HARTFORD — A proposal to increase transparency at the UConn Foundation is back at the Capitol this year, but some open-government advocates say the bill doesn’t go far enough, and the foundation would continue to remain exempt from the state’s freedom of information laws.
Changes would require the foundation, the private, nonprofit fundraising arm for the university, to provide information about its spending broken down in certain broad categories. But some of the other information it would have to provide is already available through forms filed with the Internal Revenue Service.
“Sometimes you get it in one fell swoop and sometimes … it literally takes years to get where you want to be,” said James H. Smith, president of the Connecticut Council on Freedom of Information. “This is one of those cases.”
Debate over access to records from the UConn Foundation has been a long-running issue at the legislature. Joshua R. Newton, president and CEO of the UConn Foundation, said he believes those public battles have hurt the foundation and led to fewer individual donors, although total donations have risen.

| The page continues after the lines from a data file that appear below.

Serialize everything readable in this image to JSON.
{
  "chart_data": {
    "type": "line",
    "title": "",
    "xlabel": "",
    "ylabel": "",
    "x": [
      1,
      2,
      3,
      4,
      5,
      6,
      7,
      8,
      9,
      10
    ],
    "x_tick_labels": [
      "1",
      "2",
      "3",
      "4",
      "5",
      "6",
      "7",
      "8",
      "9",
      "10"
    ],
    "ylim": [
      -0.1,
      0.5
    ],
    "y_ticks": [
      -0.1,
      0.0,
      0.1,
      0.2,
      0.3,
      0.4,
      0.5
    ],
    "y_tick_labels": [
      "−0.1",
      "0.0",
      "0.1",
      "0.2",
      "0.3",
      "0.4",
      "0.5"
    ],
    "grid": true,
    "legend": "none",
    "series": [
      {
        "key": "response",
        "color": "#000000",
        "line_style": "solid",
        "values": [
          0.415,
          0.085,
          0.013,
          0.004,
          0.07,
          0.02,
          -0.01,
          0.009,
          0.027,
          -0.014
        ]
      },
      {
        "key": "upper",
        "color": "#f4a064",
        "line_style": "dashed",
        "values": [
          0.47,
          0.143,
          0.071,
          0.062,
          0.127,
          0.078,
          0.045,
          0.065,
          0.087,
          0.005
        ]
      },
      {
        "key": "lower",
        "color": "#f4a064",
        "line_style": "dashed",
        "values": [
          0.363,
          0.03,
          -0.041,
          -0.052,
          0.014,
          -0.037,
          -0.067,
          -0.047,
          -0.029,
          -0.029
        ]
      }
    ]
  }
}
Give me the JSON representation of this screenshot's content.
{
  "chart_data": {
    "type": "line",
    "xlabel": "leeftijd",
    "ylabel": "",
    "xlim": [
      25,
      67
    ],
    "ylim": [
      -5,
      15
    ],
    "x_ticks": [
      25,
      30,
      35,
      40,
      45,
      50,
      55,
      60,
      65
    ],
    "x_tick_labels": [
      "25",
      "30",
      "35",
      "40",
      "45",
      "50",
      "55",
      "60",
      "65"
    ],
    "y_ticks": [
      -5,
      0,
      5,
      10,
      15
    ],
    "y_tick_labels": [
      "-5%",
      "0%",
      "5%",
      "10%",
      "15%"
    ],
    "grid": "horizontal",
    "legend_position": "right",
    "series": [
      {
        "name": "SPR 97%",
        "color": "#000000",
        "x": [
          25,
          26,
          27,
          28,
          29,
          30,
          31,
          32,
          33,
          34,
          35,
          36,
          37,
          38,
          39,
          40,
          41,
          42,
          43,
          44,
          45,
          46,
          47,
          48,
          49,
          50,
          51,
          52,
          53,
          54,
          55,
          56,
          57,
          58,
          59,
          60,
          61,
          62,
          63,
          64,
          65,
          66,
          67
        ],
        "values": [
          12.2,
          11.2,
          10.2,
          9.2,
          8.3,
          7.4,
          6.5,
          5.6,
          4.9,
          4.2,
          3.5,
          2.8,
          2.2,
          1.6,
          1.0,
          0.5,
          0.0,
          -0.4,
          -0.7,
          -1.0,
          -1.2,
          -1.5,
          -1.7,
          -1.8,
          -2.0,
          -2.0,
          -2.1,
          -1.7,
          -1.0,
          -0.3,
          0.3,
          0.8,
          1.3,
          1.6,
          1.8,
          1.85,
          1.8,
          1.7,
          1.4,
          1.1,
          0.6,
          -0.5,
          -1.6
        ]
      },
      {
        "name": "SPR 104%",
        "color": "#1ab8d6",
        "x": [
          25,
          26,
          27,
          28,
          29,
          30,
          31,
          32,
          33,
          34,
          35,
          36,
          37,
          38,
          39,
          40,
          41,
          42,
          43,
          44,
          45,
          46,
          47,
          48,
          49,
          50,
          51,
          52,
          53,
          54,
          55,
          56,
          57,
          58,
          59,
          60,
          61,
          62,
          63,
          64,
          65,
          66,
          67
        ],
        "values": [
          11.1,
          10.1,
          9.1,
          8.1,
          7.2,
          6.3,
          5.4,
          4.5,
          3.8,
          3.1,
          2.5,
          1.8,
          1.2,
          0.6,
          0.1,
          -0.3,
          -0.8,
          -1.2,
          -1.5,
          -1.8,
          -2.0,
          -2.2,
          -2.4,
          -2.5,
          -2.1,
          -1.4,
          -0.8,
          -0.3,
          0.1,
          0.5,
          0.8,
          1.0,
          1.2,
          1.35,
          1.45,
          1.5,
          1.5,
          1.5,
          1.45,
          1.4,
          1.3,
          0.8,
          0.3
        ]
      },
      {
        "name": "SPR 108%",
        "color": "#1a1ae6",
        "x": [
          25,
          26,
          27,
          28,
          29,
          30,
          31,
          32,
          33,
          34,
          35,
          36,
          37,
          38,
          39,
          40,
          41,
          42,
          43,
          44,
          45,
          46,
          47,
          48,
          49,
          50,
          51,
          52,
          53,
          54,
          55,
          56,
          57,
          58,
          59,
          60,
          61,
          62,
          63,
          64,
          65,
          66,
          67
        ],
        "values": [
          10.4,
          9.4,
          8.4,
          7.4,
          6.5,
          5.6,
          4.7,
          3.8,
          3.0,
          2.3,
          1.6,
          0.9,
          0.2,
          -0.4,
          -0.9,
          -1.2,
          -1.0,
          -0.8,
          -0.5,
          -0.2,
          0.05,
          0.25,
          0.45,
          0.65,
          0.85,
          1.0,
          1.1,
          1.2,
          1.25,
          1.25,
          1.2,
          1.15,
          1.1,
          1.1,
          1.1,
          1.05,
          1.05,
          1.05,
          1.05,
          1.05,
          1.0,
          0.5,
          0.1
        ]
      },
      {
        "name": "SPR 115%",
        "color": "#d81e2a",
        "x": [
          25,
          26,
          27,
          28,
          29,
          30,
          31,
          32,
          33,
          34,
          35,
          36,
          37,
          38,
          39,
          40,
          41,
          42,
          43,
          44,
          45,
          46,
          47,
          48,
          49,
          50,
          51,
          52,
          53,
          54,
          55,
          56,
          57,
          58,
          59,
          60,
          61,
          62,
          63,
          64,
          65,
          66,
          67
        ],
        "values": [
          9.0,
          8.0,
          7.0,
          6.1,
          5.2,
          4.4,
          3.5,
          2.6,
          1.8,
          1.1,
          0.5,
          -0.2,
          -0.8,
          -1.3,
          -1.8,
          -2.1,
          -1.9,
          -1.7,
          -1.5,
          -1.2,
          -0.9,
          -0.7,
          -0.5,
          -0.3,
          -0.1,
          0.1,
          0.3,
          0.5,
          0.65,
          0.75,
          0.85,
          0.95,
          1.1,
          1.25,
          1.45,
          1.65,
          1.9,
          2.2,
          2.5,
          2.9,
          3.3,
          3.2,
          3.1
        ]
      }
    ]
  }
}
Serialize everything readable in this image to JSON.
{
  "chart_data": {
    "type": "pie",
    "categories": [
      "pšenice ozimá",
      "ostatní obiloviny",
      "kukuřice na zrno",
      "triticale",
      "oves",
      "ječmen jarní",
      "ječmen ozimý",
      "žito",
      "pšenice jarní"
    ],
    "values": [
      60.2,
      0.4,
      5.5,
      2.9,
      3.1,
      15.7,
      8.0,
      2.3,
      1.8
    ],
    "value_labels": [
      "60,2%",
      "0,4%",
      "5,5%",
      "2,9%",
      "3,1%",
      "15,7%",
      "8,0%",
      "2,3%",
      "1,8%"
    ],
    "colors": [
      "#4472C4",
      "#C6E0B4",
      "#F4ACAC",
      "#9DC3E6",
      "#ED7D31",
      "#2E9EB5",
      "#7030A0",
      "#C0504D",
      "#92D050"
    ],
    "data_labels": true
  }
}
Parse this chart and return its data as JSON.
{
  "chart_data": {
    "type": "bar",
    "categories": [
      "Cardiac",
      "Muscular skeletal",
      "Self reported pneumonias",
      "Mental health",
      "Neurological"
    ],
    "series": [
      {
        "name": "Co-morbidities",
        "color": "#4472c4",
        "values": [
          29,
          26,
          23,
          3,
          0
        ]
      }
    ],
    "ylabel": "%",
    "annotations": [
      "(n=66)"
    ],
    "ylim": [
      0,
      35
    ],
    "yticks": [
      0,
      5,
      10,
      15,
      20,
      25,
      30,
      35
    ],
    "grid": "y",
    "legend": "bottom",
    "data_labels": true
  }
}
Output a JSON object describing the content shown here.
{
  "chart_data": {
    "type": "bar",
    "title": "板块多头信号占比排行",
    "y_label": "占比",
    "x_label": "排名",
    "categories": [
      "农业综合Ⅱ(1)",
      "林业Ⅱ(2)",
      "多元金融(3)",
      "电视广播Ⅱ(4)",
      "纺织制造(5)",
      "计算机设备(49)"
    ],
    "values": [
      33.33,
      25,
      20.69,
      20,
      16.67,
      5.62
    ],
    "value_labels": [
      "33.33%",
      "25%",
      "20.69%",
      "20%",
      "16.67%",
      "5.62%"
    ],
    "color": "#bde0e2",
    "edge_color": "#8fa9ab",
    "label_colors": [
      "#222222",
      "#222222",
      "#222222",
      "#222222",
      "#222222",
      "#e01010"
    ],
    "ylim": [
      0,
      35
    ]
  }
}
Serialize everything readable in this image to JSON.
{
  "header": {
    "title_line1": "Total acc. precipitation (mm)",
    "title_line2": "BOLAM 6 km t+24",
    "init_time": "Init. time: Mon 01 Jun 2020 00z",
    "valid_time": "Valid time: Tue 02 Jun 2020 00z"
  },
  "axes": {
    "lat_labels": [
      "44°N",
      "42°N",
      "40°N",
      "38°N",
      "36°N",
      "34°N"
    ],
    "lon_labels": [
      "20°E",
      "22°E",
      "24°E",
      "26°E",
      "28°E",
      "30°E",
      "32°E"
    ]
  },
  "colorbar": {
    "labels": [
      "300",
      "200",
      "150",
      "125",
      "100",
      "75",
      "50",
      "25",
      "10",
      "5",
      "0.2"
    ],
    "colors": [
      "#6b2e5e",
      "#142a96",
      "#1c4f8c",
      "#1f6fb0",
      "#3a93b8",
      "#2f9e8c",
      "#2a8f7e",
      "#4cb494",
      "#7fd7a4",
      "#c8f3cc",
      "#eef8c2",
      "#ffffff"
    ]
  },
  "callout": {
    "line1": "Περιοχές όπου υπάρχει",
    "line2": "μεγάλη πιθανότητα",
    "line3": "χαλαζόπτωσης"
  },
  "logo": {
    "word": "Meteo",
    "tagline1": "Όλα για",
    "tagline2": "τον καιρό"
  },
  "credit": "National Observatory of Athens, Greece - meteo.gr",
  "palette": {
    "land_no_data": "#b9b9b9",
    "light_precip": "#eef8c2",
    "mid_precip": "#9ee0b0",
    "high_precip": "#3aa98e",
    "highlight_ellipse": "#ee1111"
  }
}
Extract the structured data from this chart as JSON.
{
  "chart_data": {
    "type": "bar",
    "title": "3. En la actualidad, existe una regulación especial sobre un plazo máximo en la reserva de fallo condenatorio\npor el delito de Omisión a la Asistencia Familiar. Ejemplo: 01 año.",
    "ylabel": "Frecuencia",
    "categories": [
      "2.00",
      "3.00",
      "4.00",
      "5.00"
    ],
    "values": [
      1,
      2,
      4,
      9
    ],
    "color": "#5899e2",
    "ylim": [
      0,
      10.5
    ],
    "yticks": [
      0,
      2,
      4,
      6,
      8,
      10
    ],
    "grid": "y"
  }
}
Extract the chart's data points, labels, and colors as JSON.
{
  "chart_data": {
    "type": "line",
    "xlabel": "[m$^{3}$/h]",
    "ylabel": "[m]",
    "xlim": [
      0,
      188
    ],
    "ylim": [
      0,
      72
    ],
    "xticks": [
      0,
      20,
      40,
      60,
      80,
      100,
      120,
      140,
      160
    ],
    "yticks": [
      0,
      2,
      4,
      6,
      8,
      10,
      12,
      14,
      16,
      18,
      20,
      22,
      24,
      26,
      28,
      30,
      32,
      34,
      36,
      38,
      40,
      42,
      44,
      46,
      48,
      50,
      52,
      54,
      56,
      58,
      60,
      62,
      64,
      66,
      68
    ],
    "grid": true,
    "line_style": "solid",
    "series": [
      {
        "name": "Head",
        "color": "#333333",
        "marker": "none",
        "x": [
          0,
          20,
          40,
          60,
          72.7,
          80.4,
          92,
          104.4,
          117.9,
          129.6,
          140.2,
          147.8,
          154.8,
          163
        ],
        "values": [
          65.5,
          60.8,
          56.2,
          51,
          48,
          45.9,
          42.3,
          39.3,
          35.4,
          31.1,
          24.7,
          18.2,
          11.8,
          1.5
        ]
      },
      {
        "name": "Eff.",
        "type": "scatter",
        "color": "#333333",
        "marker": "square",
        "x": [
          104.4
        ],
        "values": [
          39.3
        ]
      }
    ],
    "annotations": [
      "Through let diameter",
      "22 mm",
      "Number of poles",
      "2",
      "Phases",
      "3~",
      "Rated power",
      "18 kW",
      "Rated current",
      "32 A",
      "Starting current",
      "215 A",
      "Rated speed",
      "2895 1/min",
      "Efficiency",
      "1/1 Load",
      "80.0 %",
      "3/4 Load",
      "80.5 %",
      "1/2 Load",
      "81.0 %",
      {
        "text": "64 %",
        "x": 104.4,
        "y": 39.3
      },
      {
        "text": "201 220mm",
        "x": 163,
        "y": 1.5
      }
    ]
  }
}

Sen. Dante Bartolomeo, D-Meriden, and co-chair of the higher education committee, took umbrage with Newton’s statement that the “annual legislative skirmishes over how the foundation operates are counterproductive.”
“I look at that and I say, ‘So this gentleman is trivializing … the public’s right for transparency for an entity that receives $8 million a year of taxpayer funds?'” she said.
Newton said that was not his intention. But the debate “has caused [people] to feel that we’re not transparent,” he said. … “I take issue with that. We’re tremendously transparent and we continue to show how we are more transparent than any of our other counterparts in terms of nonprofits.”
This year’s bill has support from the foundation, unlike past proposals. In addition to the transparency provisions, the law would set a target of 15 percent of new money coming into the foundation going toward student scholarships and fellowships. The other broad categories that would have to be reported include program and research support, equipment and facilities construction and improvements.
UConn officials said reliance on the foundation and philanthropy to fund programs at the university has increased as state funding has decreased. About half of the foundation’s annual operating budget comes from UConn. The foundation raised about $80 million last year.
“If the foundation is receiving any payments from taxpayer money, it should be subject to our FOI laws,” Sen. Michael A. McLachlan, R-Danbury, said in written testimony.
“I clearly have made my position known that I do feel that the foundation is a public entity serving a public organization,” said Rep. Roberta Willis, D-Salisbury, and House chair of the committee. “Some of your comments only reinforce that.”
Mary Schwind of the state Freedom of Information Commission said her group supported the bill but would ultimately like to see the UConn Foundation considered a public agency making it subject to the state’s freedom of information laws. Legislation to do that was introduced at the Capitol last year but was voted down.
In the past, lawmakers have questioned the foundation’s spending, including the 2013 purchase of a three-story, 12-room house on Scarborough Street in Hartford’s West End and its payment of more than $250,000 to former Secretary of State Hillary Clinton for a speech she gave on the Storrs Campus.
Advocates say the UConn Foundation is the only type of university organization in New England that is not subject to freedom of information laws.